The Government is also due to announce its capital spending plans this week – for business readers the interest will be in the detail, especially in relation to any pre-tender but near-term schemes.
In economic terms, the housing crisis is one of the State’s biggest challenges. House price data and Central Bank credit data may well show the property market cooled further over the summer, despite a rising population and a lack of new houses.
The Central Bank’s mortgage rules may well be partly to blame for that slow down. However, the medium-to-long term prospects for the euro, which looks set to remain weak as long as the ECB keeps pumping out QE, has implications for the returns calculations of investors from outside the euro area.

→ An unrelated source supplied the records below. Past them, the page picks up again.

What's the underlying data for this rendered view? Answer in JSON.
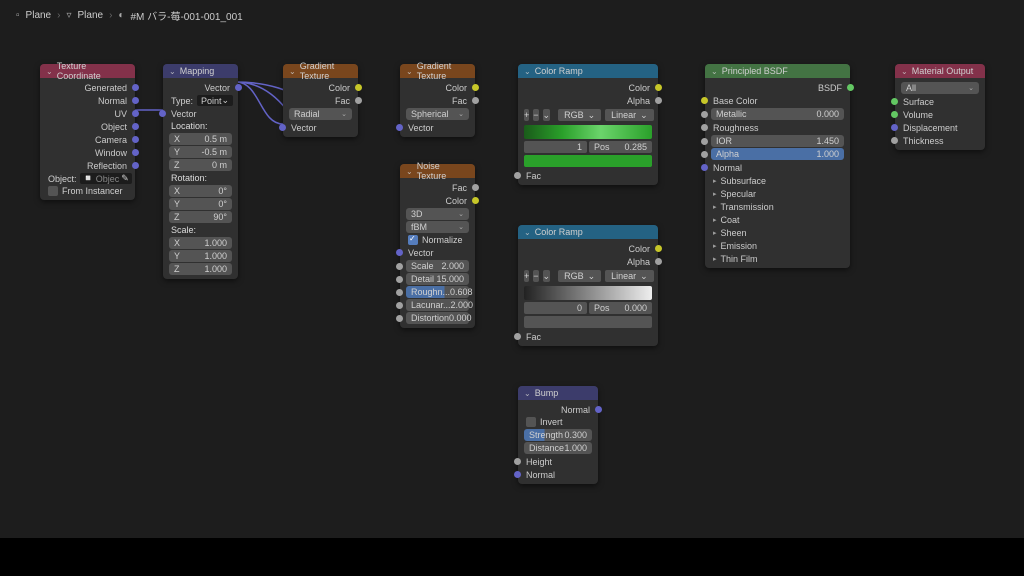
{
  "breadcrumb": {
    "a": "Plane",
    "b": "Plane",
    "c": "#M バラ-莓-001-001_001"
  },
  "texcoord": {
    "title": "Texture Coordinate",
    "outs": [
      "Generated",
      "Normal",
      "UV",
      "Object",
      "Camera",
      "Window",
      "Reflection"
    ],
    "object_label": "Object:",
    "object_value": "Objec",
    "from_instancer": "From Instancer"
  },
  "mapping": {
    "title": "Mapping",
    "out": "Vector",
    "type_label": "Type:",
    "type_value": "Point",
    "vector_in": "Vector",
    "loc_label": "Location:",
    "loc": [
      [
        "X",
        "0.5 m"
      ],
      [
        "Y",
        "-0.5 m"
      ],
      [
        "Z",
        "0 m"
      ]
    ],
    "rot_label": "Rotation:",
    "rot": [
      [
        "X",
        "0°"
      ],
      [
        "Y",
        "0°"
      ],
      [
        "Z",
        "90°"
      ]
    ],
    "scale_label": "Scale:",
    "scale": [
      [
        "X",
        "1.000"
      ],
      [
        "Y",
        "1.000"
      ],
      [
        "Z",
        "1.000"
      ]
    ]
  },
  "grad1": {
    "title": "Gradient Texture",
    "color": "Color",
    "fac": "Fac",
    "mode": "Radial",
    "vector": "Vector"
  },
  "grad2": {
    "title": "Gradient Texture",
    "color": "Color",
    "fac": "Fac",
    "mode": "Spherical",
    "vector": "Vector"
  },
  "noise": {
    "title": "Noise Texture",
    "fac": "Fac",
    "color": "Color",
    "dim": "3D",
    "basis": "fBM",
    "normalize": "Normalize",
    "vector": "Vector",
    "params": [
      [
        "Scale",
        "2.000"
      ],
      [
        "Detail",
        "15.000"
      ],
      [
        "Roughn...",
        "0.608"
      ],
      [
        "Lacunar...",
        "2.000"
      ],
      [
        "Distortion",
        "0.000"
      ]
    ],
    "rough_idx": 2
  },
  "ramp1": {
    "title": "Color Ramp",
    "color": "Color",
    "alpha": "Alpha",
    "mode": "RGB",
    "interp": "Linear",
    "idx": "1",
    "pos_label": "Pos",
    "pos": "0.285",
    "fac": "Fac"
  },
  "ramp2": {
    "title": "Color Ramp",
    "color": "Color",
    "alpha": "Alpha",
    "mode": "RGB",
    "interp": "Linear",
    "idx": "0",
    "pos_label": "Pos",
    "pos": "0.000",
    "fac": "Fac"
  },
  "bump": {
    "title": "Bump",
    "normal_out": "Normal",
    "invert": "Invert",
    "strength": [
      "Strength",
      "0.300"
    ],
    "distance": [
      "Distance",
      "1.000"
    ],
    "height": "Height",
    "normal_in": "Normal"
  },
  "bsdf": {
    "title": "Principled BSDF",
    "out": "BSDF",
    "base_color": "Base Color",
    "metallic": [
      "Metallic",
      "0.000"
    ],
    "roughness": "Roughness",
    "ior": [
      "IOR",
      "1.450"
    ],
    "alpha": [
      "Alpha",
      "1.000"
    ],
    "normal": "Normal",
    "groups": [
      "Subsurface",
      "Specular",
      "Transmission",
      "Coat",
      "Sheen",
      "Emission",
      "Thin Film"
    ]
  },
  "output": {
    "title": "Material Output",
    "all": "All",
    "surface": "Surface",
    "volume": "Volume",
    "displacement": "Displacement",
    "thickness": "Thickness"
  }
}
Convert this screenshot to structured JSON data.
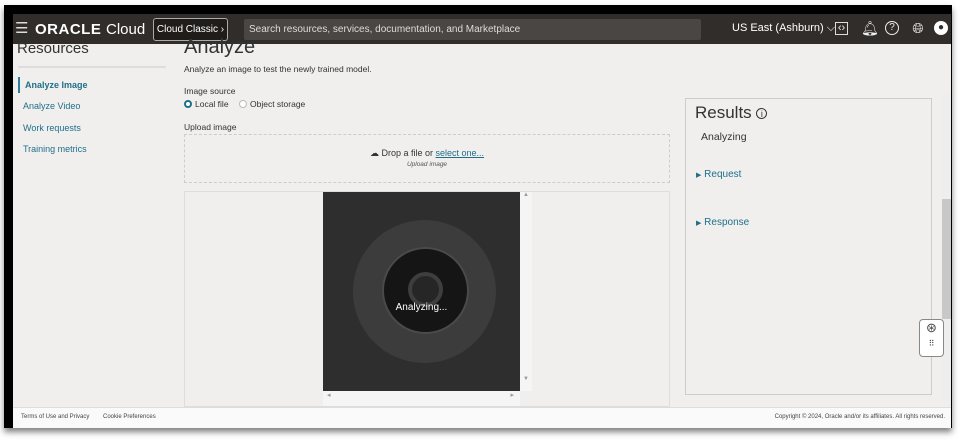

As well as that, the fall-out from Volkswagen’s emissions scandal will rumble on.
Astonishingly, the cost of the crisis for the car maker could well turn out to have graver consequences for Europe’s economic power-house than the half-decade long Greek debt fiasco.
Tomorrow, the European Commission will launch its Action Plan for a Capital Markets Union.
Meanwhile, the results front in both the UK and Ireland is relatively quiet this week. Building group Abbey holds its annual general meeting on Friday, however.
Tomorrow also marks the end of the third quarter, which for US companies, by and large, is expected to have been a tough one.
Forecasts for third-quarter S&P 500 earnings now suggest an almost four percent decline.